Haggerston Park, Yorkton Street, Hackney, London E2 8NH
West Ham Women
This season will mark the fifth straight campaign in the top-flight of women’s football for West Ham Women, who are managed by former Hammers left-back Paul Konchesky. This season they’re kicking off with an exciting London derby against the reigning champions Chelsea, with the match being held at Stamford Bridge on Sunday 11 September. The ground can hold 40,000 people, so they’re hoping for a big turnout inspired by England’s Euros win.
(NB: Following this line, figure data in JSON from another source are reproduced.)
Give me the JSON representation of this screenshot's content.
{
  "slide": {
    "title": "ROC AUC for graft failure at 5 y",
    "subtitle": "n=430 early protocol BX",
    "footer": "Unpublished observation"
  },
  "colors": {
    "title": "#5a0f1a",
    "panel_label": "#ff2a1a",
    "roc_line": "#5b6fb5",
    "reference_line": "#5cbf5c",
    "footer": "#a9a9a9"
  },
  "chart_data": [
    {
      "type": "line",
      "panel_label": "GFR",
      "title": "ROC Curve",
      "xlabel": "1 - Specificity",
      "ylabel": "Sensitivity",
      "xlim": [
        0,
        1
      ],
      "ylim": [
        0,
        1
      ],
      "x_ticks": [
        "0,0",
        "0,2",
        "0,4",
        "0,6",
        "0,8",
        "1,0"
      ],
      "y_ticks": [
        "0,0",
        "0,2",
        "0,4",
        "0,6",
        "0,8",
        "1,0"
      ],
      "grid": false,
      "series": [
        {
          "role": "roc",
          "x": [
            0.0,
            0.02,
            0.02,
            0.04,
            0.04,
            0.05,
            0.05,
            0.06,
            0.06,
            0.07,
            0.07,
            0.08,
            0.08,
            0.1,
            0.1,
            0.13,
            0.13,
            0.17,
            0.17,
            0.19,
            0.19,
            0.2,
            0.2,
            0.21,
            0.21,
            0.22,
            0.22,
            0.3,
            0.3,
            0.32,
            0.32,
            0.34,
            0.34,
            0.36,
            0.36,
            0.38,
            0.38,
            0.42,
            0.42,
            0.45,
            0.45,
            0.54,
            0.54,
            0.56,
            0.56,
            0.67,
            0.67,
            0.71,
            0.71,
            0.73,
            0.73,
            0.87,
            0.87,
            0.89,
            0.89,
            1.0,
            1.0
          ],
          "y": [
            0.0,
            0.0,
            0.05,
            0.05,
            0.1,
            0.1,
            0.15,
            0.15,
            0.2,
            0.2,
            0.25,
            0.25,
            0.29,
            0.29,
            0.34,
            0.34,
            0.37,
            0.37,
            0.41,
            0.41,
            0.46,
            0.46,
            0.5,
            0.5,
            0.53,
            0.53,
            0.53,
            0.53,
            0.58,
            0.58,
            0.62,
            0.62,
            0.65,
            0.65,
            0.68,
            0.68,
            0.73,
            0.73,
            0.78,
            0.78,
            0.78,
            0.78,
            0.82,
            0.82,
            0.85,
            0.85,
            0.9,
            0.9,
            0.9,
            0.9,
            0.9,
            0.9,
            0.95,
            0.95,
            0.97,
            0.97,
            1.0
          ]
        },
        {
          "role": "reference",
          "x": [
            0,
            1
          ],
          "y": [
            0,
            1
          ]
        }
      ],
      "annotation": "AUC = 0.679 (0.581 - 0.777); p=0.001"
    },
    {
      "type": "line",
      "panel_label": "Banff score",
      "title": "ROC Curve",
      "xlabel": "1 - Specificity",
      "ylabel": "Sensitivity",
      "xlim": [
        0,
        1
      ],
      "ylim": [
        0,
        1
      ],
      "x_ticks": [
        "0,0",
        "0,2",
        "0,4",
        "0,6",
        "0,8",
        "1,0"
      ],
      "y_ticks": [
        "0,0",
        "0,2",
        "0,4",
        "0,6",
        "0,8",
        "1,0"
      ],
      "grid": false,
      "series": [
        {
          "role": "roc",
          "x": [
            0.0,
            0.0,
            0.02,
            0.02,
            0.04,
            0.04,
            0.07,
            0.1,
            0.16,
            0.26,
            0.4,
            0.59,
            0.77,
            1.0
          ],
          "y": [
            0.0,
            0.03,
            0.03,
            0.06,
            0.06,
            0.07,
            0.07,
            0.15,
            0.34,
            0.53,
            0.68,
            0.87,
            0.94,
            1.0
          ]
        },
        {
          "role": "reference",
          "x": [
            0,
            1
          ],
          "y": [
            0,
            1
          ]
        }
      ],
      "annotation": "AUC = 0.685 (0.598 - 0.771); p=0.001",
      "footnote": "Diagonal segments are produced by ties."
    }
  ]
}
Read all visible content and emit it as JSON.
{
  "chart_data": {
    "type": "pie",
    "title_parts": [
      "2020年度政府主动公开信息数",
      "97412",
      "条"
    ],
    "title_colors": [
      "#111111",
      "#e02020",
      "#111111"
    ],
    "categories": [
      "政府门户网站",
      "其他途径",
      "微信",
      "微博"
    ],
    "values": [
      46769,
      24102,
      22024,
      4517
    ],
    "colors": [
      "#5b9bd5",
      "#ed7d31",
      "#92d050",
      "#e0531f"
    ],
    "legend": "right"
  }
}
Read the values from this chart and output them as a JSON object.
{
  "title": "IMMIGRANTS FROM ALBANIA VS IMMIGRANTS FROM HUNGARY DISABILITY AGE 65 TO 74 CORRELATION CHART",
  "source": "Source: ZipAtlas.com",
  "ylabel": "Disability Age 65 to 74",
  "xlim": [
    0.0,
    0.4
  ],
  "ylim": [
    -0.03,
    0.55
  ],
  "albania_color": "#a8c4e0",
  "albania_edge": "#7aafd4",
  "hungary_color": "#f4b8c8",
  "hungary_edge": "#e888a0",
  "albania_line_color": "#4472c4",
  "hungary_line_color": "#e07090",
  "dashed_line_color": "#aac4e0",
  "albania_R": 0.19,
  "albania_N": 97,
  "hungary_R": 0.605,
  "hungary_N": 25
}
When they’re at home you can cheer them on at the Chigwell Construction Stadium in Dagenham.
Chigwell Construction Stadium, Victoria Road, Dagenham, Essex RM10 7XL
This London club, which is affiliated with Barnet FC, has a home ground fittingly named The Hive, which you’ll find in Canons Park. They play in the third tier of the Women’s Football League, against the likes of Oxford United, Plymouth Argyle and Portsmouth, and were originally founded in 1975, when they were known as the District Line Ladies FC. Since rebranding as the London Bees in 2014 they’ve become famous for their distinctive orange and black kit and their cleverly designed crest, which features silhouettes of Big Ben, the Shard and the London Eye.
The Hive, Camrose Avenue, Harrow, London HA8 6AG
Shepherds Booters FC
West London suffered from a distinct lack of grassroots football teams – until Shepherds Booters FC came along and changed all that. The club was founded to address the lack of footballing options in the area, and the team prides itself on offering an inclusive space for local women and non-binary people to play. You’ll find them playing on a variety of different pitches across West and South West London and they hold weekly sessions in Shepherd’s Bush, where they’re keen to welcome new players of all abilities.